The award, which is in its second year of four, promotes islandwide bi-communal business co-operation between entrepreneurs in Cyprus by giving promising ventures the funding boost they need to grow. The award is funded personally by Haji-Ioannou through the Stelios Philanthropic Foundation.
Entrants must comprise at least one Greek Cypriot and one Turkish Cypriot who work together in a business venture. Not-for-profit endeavours can also apply, provided their activities are conducted in a business-like manner. Last year’s five winners were selected from almost 50 entries.
“We’re not looking for spectacular financial success here. I would like to see change at work – I decided to do this to invest in change-makers,” Haji-Ioannou said. He also emphasised that the award scheme is not endorsed or sponsored by any official government entity.
“This is about business, not politics. Entrepreneurs are more flexible, a lot more pragmatic about things. I hope the money that goes into these businesses will effect change, through one Greek Cypriot and one Turkish Cypriot co-operating with each other, having to understand each other, to learn about the differences – the cultural issues, the language issues. I hope this will be a way of achieving lasting peace.”
Well known journalist and broadcaster Sir Trevor Macdonald, who is in Cyprus filming a documentary for ITV about Haji-Ioannou’s links with the island, also spoke briefly at the event.
He said the Stelios Awards reminded him that some years ago, he got into “an awful lot of trouble” for suggesting that while he saw the possibilities of reconciliation in South Africa, he “did not see any possibility of rapprochement in Northern Ireland”, based on the dislike and vicious hatred he saw between the two communities there.
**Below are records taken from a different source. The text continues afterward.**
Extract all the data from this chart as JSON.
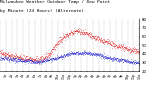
{
  "title_line1": "Milwaukee Weather Outdoor Temp / Dew Point",
  "title_line2": "by Minute",
  "title_line3": "(24 Hours) (Alternate)",
  "title_fontsize": 3.2,
  "bg_color": "#ffffff",
  "plot_bg_color": "#ffffff",
  "grid_color": "#888888",
  "temp_color": "#dd0000",
  "dew_color": "#0000cc",
  "ylabel_color": "#000000",
  "ylim": [
    20,
    80
  ],
  "xlim": [
    0,
    1440
  ],
  "yticks": [
    20,
    30,
    40,
    50,
    60,
    70,
    80
  ],
  "ytick_labels": [
    "20",
    "30",
    "40",
    "50",
    "60",
    "70",
    "80"
  ],
  "marker_size": 0.5,
  "temp_profile": [
    [
      0,
      42
    ],
    [
      60,
      40
    ],
    [
      120,
      38
    ],
    [
      180,
      37
    ],
    [
      240,
      35
    ],
    [
      300,
      34
    ],
    [
      360,
      33
    ],
    [
      420,
      34
    ],
    [
      480,
      37
    ],
    [
      540,
      44
    ],
    [
      570,
      49
    ],
    [
      600,
      53
    ],
    [
      630,
      57
    ],
    [
      660,
      60
    ],
    [
      690,
      62
    ],
    [
      720,
      64
    ],
    [
      750,
      65
    ],
    [
      780,
      66
    ],
    [
      810,
      66
    ],
    [
      840,
      65
    ],
    [
      870,
      64
    ],
    [
      900,
      63
    ],
    [
      930,
      62
    ],
    [
      960,
      60
    ],
    [
      990,
      58
    ],
    [
      1020,
      57
    ],
    [
      1050,
      55
    ],
    [
      1080,
      54
    ],
    [
      1110,
      53
    ],
    [
      1140,
      52
    ],
    [
      1200,
      50
    ],
    [
      1260,
      48
    ],
    [
      1320,
      46
    ],
    [
      1380,
      44
    ],
    [
      1440,
      42
    ]
  ],
  "dew_profile": [
    [
      0,
      35
    ],
    [
      60,
      35
    ],
    [
      120,
      34
    ],
    [
      180,
      33
    ],
    [
      240,
      32
    ],
    [
      300,
      32
    ],
    [
      360,
      31
    ],
    [
      420,
      31
    ],
    [
      480,
      33
    ],
    [
      540,
      34
    ],
    [
      570,
      35
    ],
    [
      600,
      36
    ],
    [
      630,
      37
    ],
    [
      660,
      38
    ],
    [
      690,
      39
    ],
    [
      720,
      40
    ],
    [
      750,
      41
    ],
    [
      780,
      41
    ],
    [
      810,
      41
    ],
    [
      840,
      41
    ],
    [
      870,
      41
    ],
    [
      900,
      41
    ],
    [
      930,
      41
    ],
    [
      960,
      40
    ],
    [
      990,
      40
    ],
    [
      1020,
      39
    ],
    [
      1050,
      38
    ],
    [
      1080,
      37
    ],
    [
      1110,
      36
    ],
    [
      1140,
      35
    ],
    [
      1200,
      34
    ],
    [
      1260,
      33
    ],
    [
      1320,
      32
    ],
    [
      1380,
      31
    ],
    [
      1440,
      30
    ]
  ]
}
He said that part of the strategy for a political solution in the north of Ireland – which ultimately paid off – was to invest in the local economy and to involve people from both communities in that emerging economy, “to make them invest part of their lives, part of their interests, in a viable economy which gave benefits to both sides.”
Stelios Philanthropic Foundation Director Marie-Louise Bang said: “People this year are more familiar with the idea of the Stelios Award, more relaxed and more responsive to it. What I love is the fact that this year people came armed with information about their businesses, they knew what they were getting into, and were positive. There is still hope and passion here, even when people know they are taking a risk.”
All applications will be reviewed by representatives of the Stelios Award for Business Cooperation in Cyprus. Finalists and winners will be chosen personally by Haji-Ioannou, who will present a €50,000 cheque to up to five winning teams in late 2010.